Friday, November 5, 2010

News…. Facts, information and statistics.

When old people die, I celebrate. When young people die, I mourn. I think about all they would have become and I get into tears. Unfortunately most time you hear someone is dead, you feel sorry for them and continue living your life. They say life must go on. That is the saddest thing. Life must continue.

Last Saturday in the evening, I sat with my mother in the kitchen as we waited supper to get ready. Then the radio news presenter announced about a tragedy that had happened early that evening killing a hundred people. The news was just news. Mere facts, information and statistics. My heart was not moved by the news. I remember commenting and say the way people should be taught a lesson not to touch other peoples’ things.

At that instant my mum was just praying for the families and friends of the deceased. She went ahead telling me how someone will not see their husband again. That someone will not see their wife again. She was sad. She was feeling the news. She heard them beyond just being information.

Later the next day I was going back to the big city. I decided to choose the matatu I want to go with, something I learnt from my dad. He told me to be checking the state of the tyres and the condition of the seats. And on realizing the matatu on line did not qualify to carry me, I ducked out of the queue and went my way looking for another matatu.

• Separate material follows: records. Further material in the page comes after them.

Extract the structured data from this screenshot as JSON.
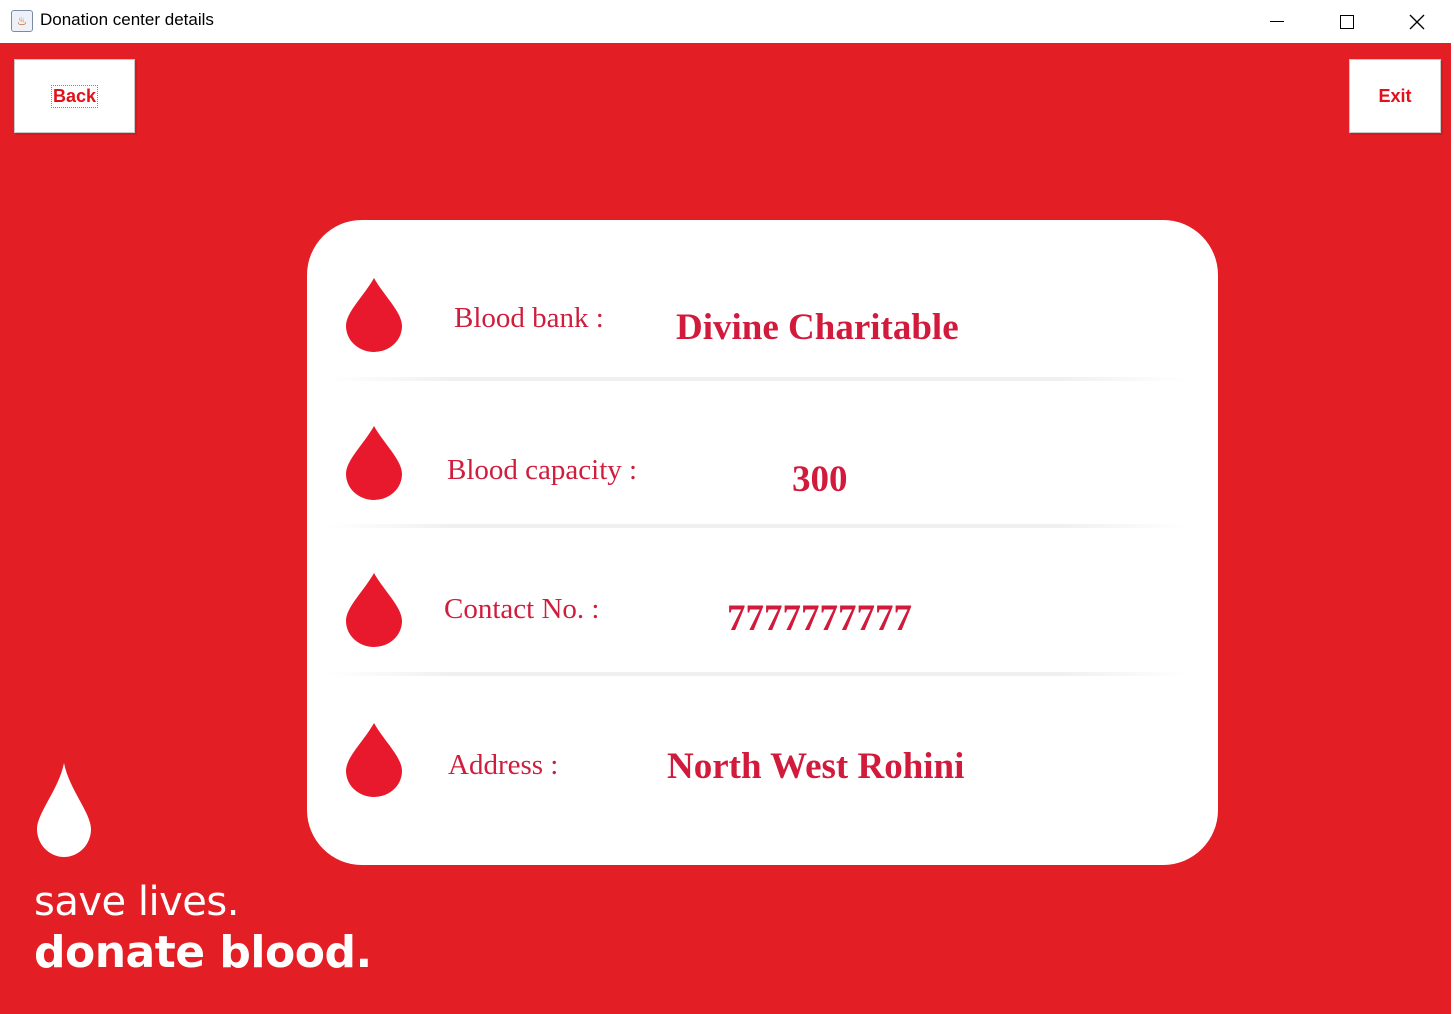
{
  "window": {
    "title": "Donation center details",
    "app_icon": "java-cup-icon"
  },
  "window_controls": {
    "minimize_icon": "minimize-icon",
    "maximize_icon": "maximize-icon",
    "close_icon": "close-icon",
    "close_glyph": "✕"
  },
  "toolbar": {
    "back_label": "Back",
    "exit_label": "Exit"
  },
  "details": [
    {
      "label": "Blood bank :",
      "value": "Divine Charitable",
      "icon": "blood-drop-icon"
    },
    {
      "label": "Blood capacity :",
      "value": "300",
      "icon": "blood-drop-icon"
    },
    {
      "label": "Contact No. :",
      "value": "7777777777",
      "icon": "blood-drop-icon"
    },
    {
      "label": "Address :",
      "value": "North West Rohini",
      "icon": "blood-drop-icon"
    }
  ],
  "slogan": {
    "line1": "save lives.",
    "line2": "donate blood.",
    "icon": "blood-drop-icon"
  },
  "colors": {
    "background": "#e31e24",
    "accent_text": "#d11a3c",
    "drop": "#e8192c",
    "card": "#ffffff"
  }
}
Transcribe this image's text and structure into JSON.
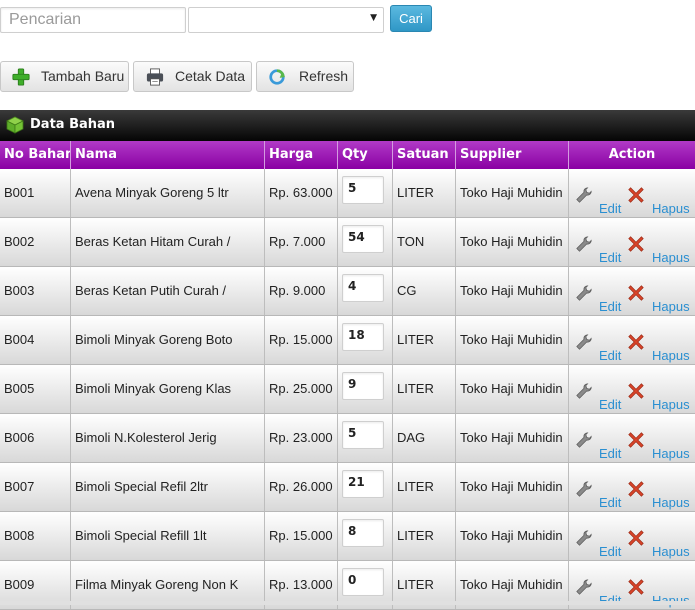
{
  "search": {
    "placeholder": "Pencarian",
    "button_label": "Cari",
    "select_value": ""
  },
  "toolbar": {
    "add_label": "Tambah Baru",
    "print_label": "Cetak Data",
    "refresh_label": "Refresh"
  },
  "panel": {
    "title": "Data Bahan"
  },
  "table": {
    "headers": [
      "No Bahan",
      "Nama",
      "Harga",
      "Qty",
      "Satuan",
      "Supplier",
      "Action"
    ],
    "edit_label": "Edit",
    "delete_label": "Hapus",
    "rows": [
      {
        "no": "B001",
        "nama": "Avena Minyak Goreng 5 ltr",
        "harga": "Rp. 63.000",
        "qty": "5",
        "satuan": "LITER",
        "supplier": "Toko Haji Muhidin"
      },
      {
        "no": "B002",
        "nama": "Beras Ketan Hitam Curah /",
        "harga": "Rp. 7.000",
        "qty": "54",
        "satuan": "TON",
        "supplier": "Toko Haji Muhidin"
      },
      {
        "no": "B003",
        "nama": "Beras Ketan Putih Curah /",
        "harga": "Rp. 9.000",
        "qty": "4",
        "satuan": "CG",
        "supplier": "Toko Haji Muhidin"
      },
      {
        "no": "B004",
        "nama": "Bimoli Minyak Goreng Boto",
        "harga": "Rp. 15.000",
        "qty": "18",
        "satuan": "LITER",
        "supplier": "Toko Haji Muhidin"
      },
      {
        "no": "B005",
        "nama": "Bimoli Minyak Goreng Klas",
        "harga": "Rp. 25.000",
        "qty": "9",
        "satuan": "LITER",
        "supplier": "Toko Haji Muhidin"
      },
      {
        "no": "B006",
        "nama": "Bimoli N.Kolesterol Jerig",
        "harga": "Rp. 23.000",
        "qty": "5",
        "satuan": "DAG",
        "supplier": "Toko Haji Muhidin"
      },
      {
        "no": "B007",
        "nama": "Bimoli Special Refil 2ltr",
        "harga": "Rp. 26.000",
        "qty": "21",
        "satuan": "LITER",
        "supplier": "Toko Haji Muhidin"
      },
      {
        "no": "B008",
        "nama": "Bimoli Special Refill 1lt",
        "harga": "Rp. 15.000",
        "qty": "8",
        "satuan": "LITER",
        "supplier": "Toko Haji Muhidin"
      },
      {
        "no": "B009",
        "nama": "Filma Minyak Goreng Non K",
        "harga": "Rp. 13.000",
        "qty": "0",
        "satuan": "LITER",
        "supplier": "Toko Haji Muhidin"
      }
    ]
  },
  "colors": {
    "header_purple": "#8a00a3",
    "link_blue": "#2a8fd1",
    "button_blue": "#3aa6d2"
  }
}
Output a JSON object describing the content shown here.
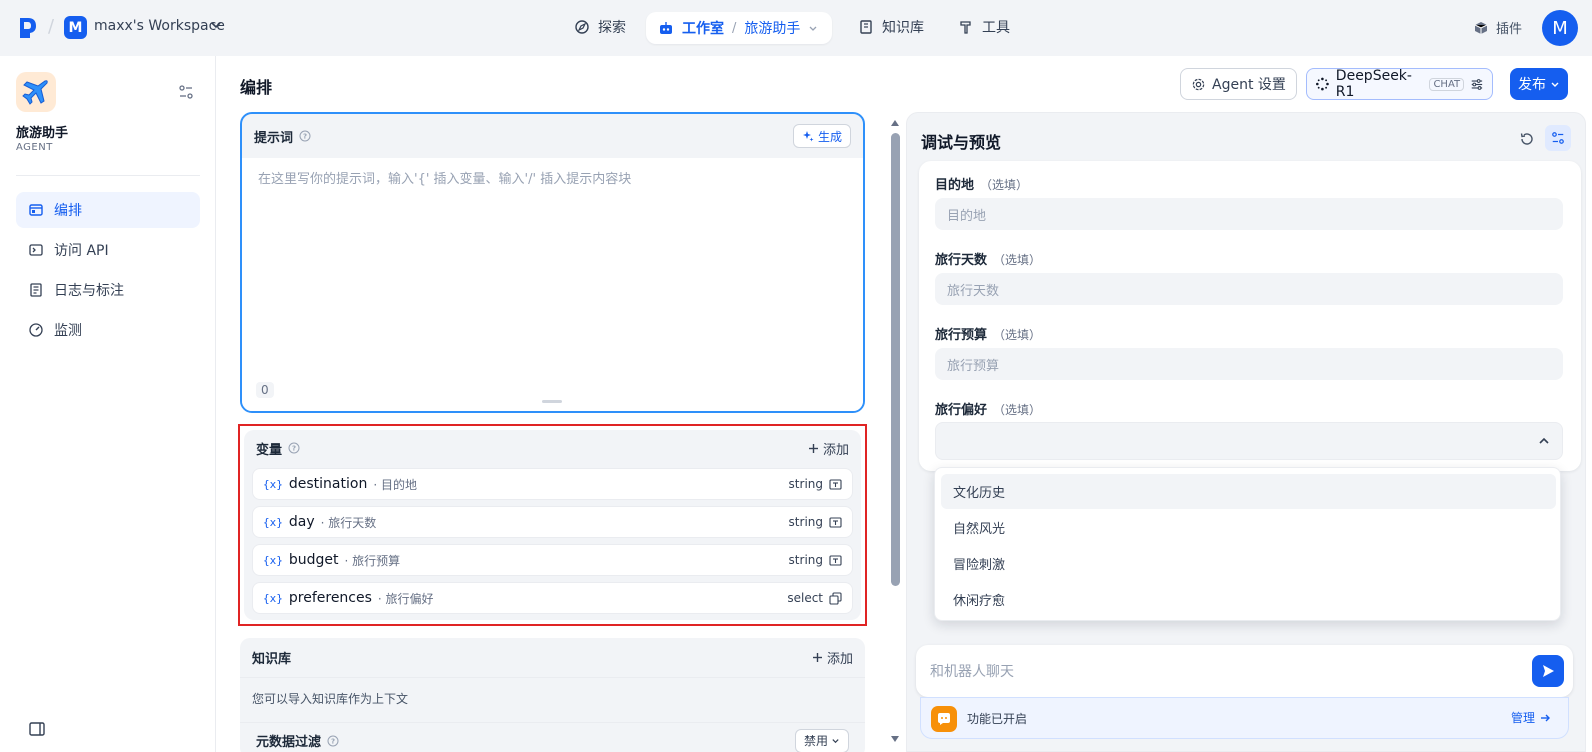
{
  "topbar": {
    "workspace_initial": "M",
    "workspace_name": "maxx's Workspace",
    "nav": {
      "explore": "探索",
      "studio": "工作室",
      "app_name": "旅游助手",
      "knowledge": "知识库",
      "tools": "工具"
    },
    "plugins": "插件",
    "avatar_initial": "M"
  },
  "sidebar": {
    "app_name": "旅游助手",
    "app_type": "AGENT",
    "items": [
      {
        "label": "编排",
        "icon": "layout-icon",
        "active": true
      },
      {
        "label": "访问 API",
        "icon": "terminal-icon",
        "active": false
      },
      {
        "label": "日志与标注",
        "icon": "document-icon",
        "active": false
      },
      {
        "label": "监测",
        "icon": "gauge-icon",
        "active": false
      }
    ]
  },
  "header": {
    "title": "编排",
    "agent_settings": "Agent 设置",
    "model_name": "DeepSeek-R1",
    "model_tag": "CHAT",
    "publish": "发布"
  },
  "prompt": {
    "title": "提示词",
    "generate": "生成",
    "placeholder": "在这里写你的提示词，输入'{' 插入变量、输入'/' 插入提示内容块",
    "char_count": "0"
  },
  "variables": {
    "title": "变量",
    "add": "添加",
    "items": [
      {
        "key": "destination",
        "desc": "· 目的地",
        "type": "string"
      },
      {
        "key": "day",
        "desc": "· 旅行天数",
        "type": "string"
      },
      {
        "key": "budget",
        "desc": "· 旅行预算",
        "type": "string"
      },
      {
        "key": "preferences",
        "desc": "· 旅行偏好",
        "type": "select"
      }
    ]
  },
  "knowledge": {
    "title": "知识库",
    "add": "添加",
    "desc": "您可以导入知识库作为上下文",
    "metadata_filter": "元数据过滤",
    "metadata_value": "禁用"
  },
  "debug": {
    "title": "调试与预览",
    "optional": "（选填）",
    "fields": [
      {
        "label": "目的地",
        "placeholder": "目的地"
      },
      {
        "label": "旅行天数",
        "placeholder": "旅行天数"
      },
      {
        "label": "旅行预算",
        "placeholder": "旅行预算"
      },
      {
        "label": "旅行偏好",
        "placeholder": ""
      }
    ],
    "dropdown_options": [
      "文化历史",
      "自然风光",
      "冒险刺激",
      "休闲疗愈"
    ],
    "chat_placeholder": "和机器人聊天",
    "feature_text": "功能已开启",
    "manage": "管理"
  },
  "colors": {
    "accent": "#155eef",
    "highlight_border": "#e02424",
    "feature_icon": "#f79009"
  }
}
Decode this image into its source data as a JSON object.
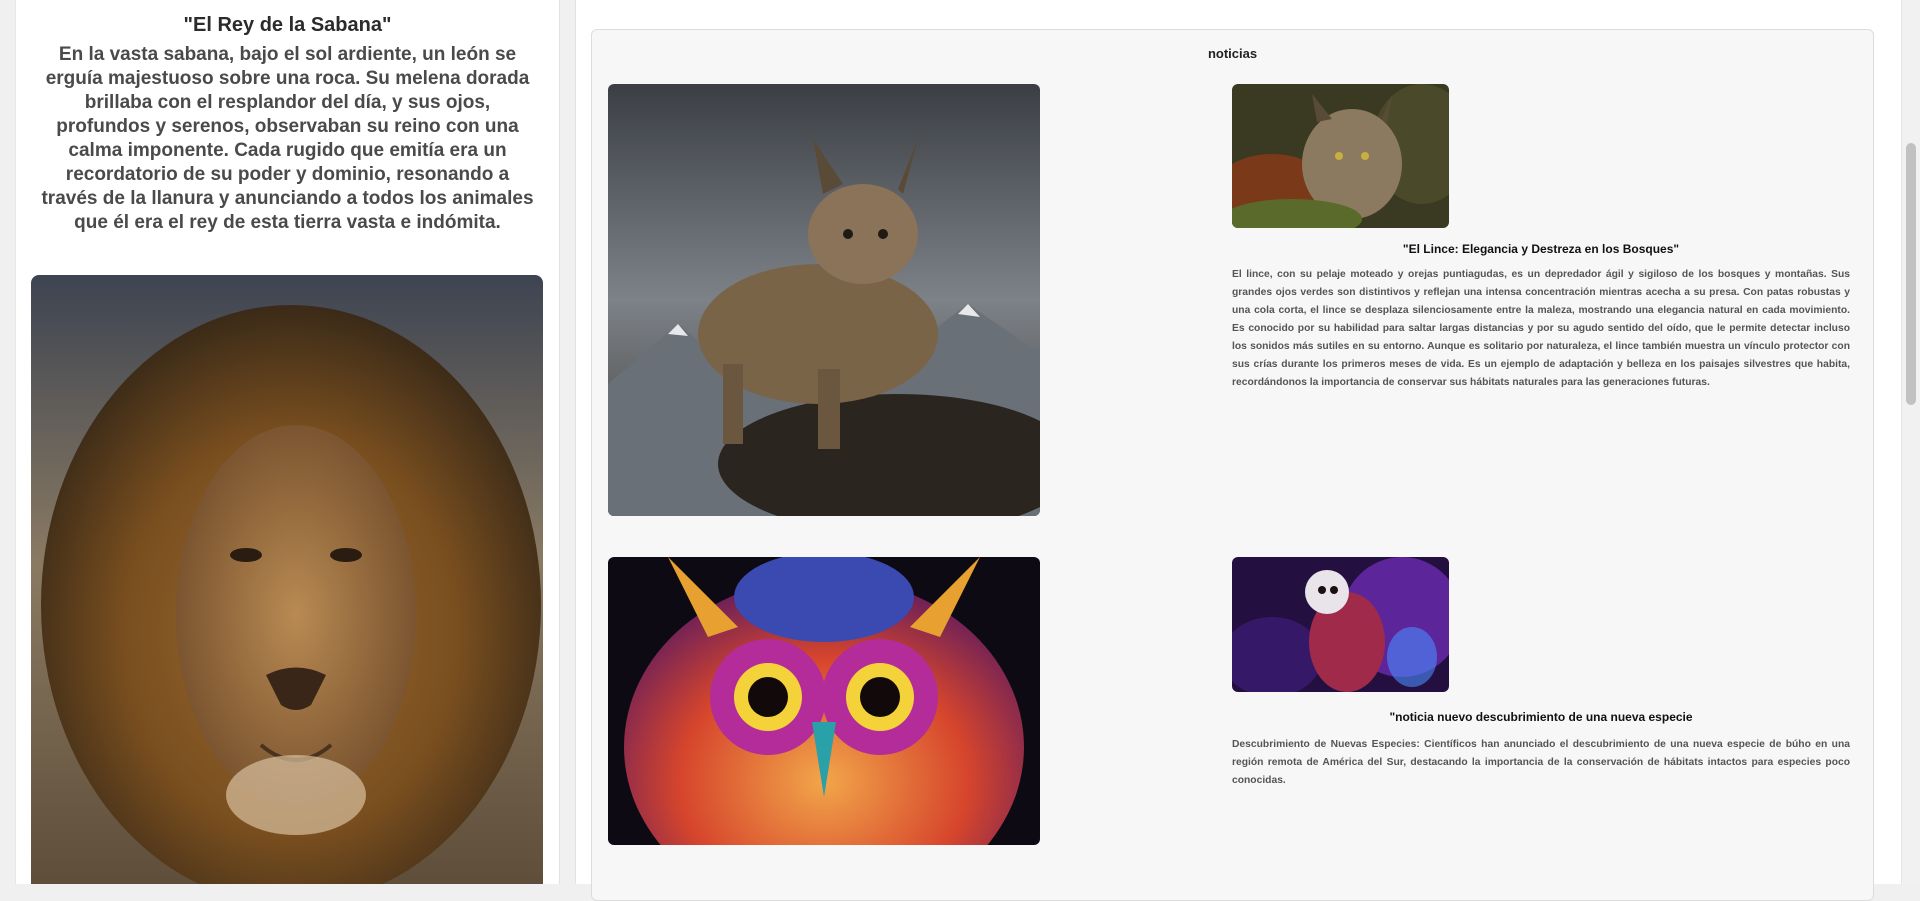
{
  "story": {
    "title": "\"El Rey de la Sabana\"",
    "body": "En la vasta sabana, bajo el sol ardiente, un león se erguía majestuoso sobre una roca. Su melena dorada brillaba con el resplandor del día, y sus ojos, profundos y serenos, observaban su reino con una calma imponente. Cada rugido que emitía era un recordatorio de su poder y dominio, resonando a través de la llanura y anunciando a todos los animales que él era el rey de esta tierra vasta e indómita."
  },
  "news": {
    "heading": "noticias",
    "articles": [
      {
        "title": "\"El Lince: Elegancia y Destreza en los Bosques\"",
        "body": "El lince, con su pelaje moteado y orejas puntiagudas, es un depredador ágil y sigiloso de los bosques y montañas. Sus grandes ojos verdes son distintivos y reflejan una intensa concentración mientras acecha a su presa. Con patas robustas y una cola corta, el lince se desplaza silenciosamente entre la maleza, mostrando una elegancia natural en cada movimiento. Es conocido por su habilidad para saltar largas distancias y por su agudo sentido del oído, que le permite detectar incluso los sonidos más sutiles en su entorno. Aunque es solitario por naturaleza, el lince también muestra un vínculo protector con sus crías durante los primeros meses de vida. Es un ejemplo de adaptación y belleza en los paisajes silvestres que habita, recordándonos la importancia de conservar sus hábitats naturales para las generaciones futuras."
      },
      {
        "title": "\"noticia nuevo descubrimiento de una nueva especie",
        "body": "Descubrimiento de Nuevas Especies: Científicos han anunciado el descubrimiento de una nueva especie de búho en una región remota de América del Sur, destacando la importancia de la conservación de hábitats intactos para especies poco conocidas."
      }
    ]
  },
  "colors": {
    "page_bg": "#f0f0f0",
    "panel_bg": "#f7f7f7",
    "title_text": "#2b2b2b",
    "body_text": "#555555"
  }
}
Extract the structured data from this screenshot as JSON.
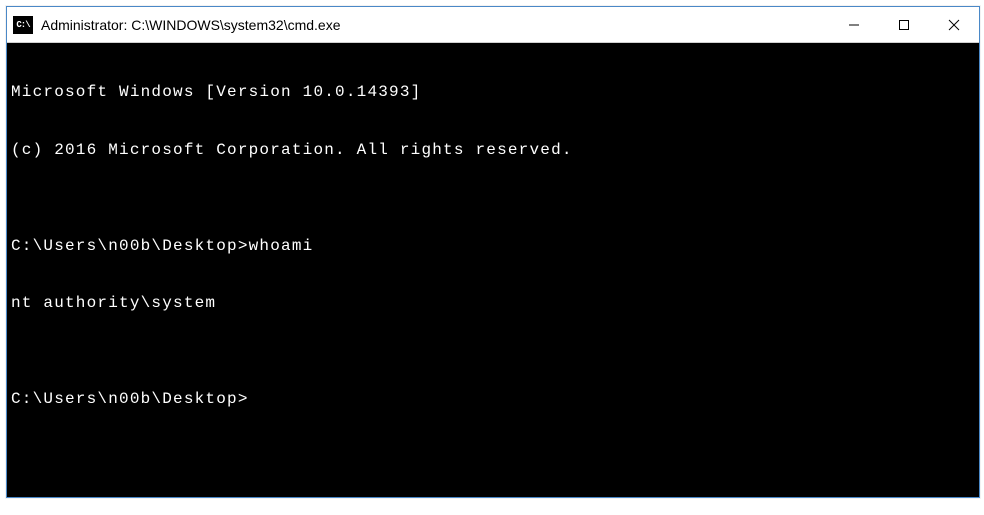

Later that night as I listened to the evening news, I was in tears. The radio presenter read out the news about a matatu that had a head on collision with a small car on Nyeri-Nairobi highway killing two people on spot and seriously injuring others. At that time those were not news, they were a reality I had seen with my own eyes.

After getting another matatu to the city we left peacefully until after Sagana when we found the matatu I had refused to enter had had an accident killing two people on the spot as others were ferried to hospital. The two dead men lay lifeless on the roadside. Passengers on other matatus were looking all this in horror.

As usual the evening news must have been facts, information and statistics to most listeners all over the country. But that evening I did not just hear the news, I felt them. I just knew someone would not see their dad again, coz I had seen him lying lifelessly on the roadside.

That weekend my attitude was transformed. My perspective had expanded.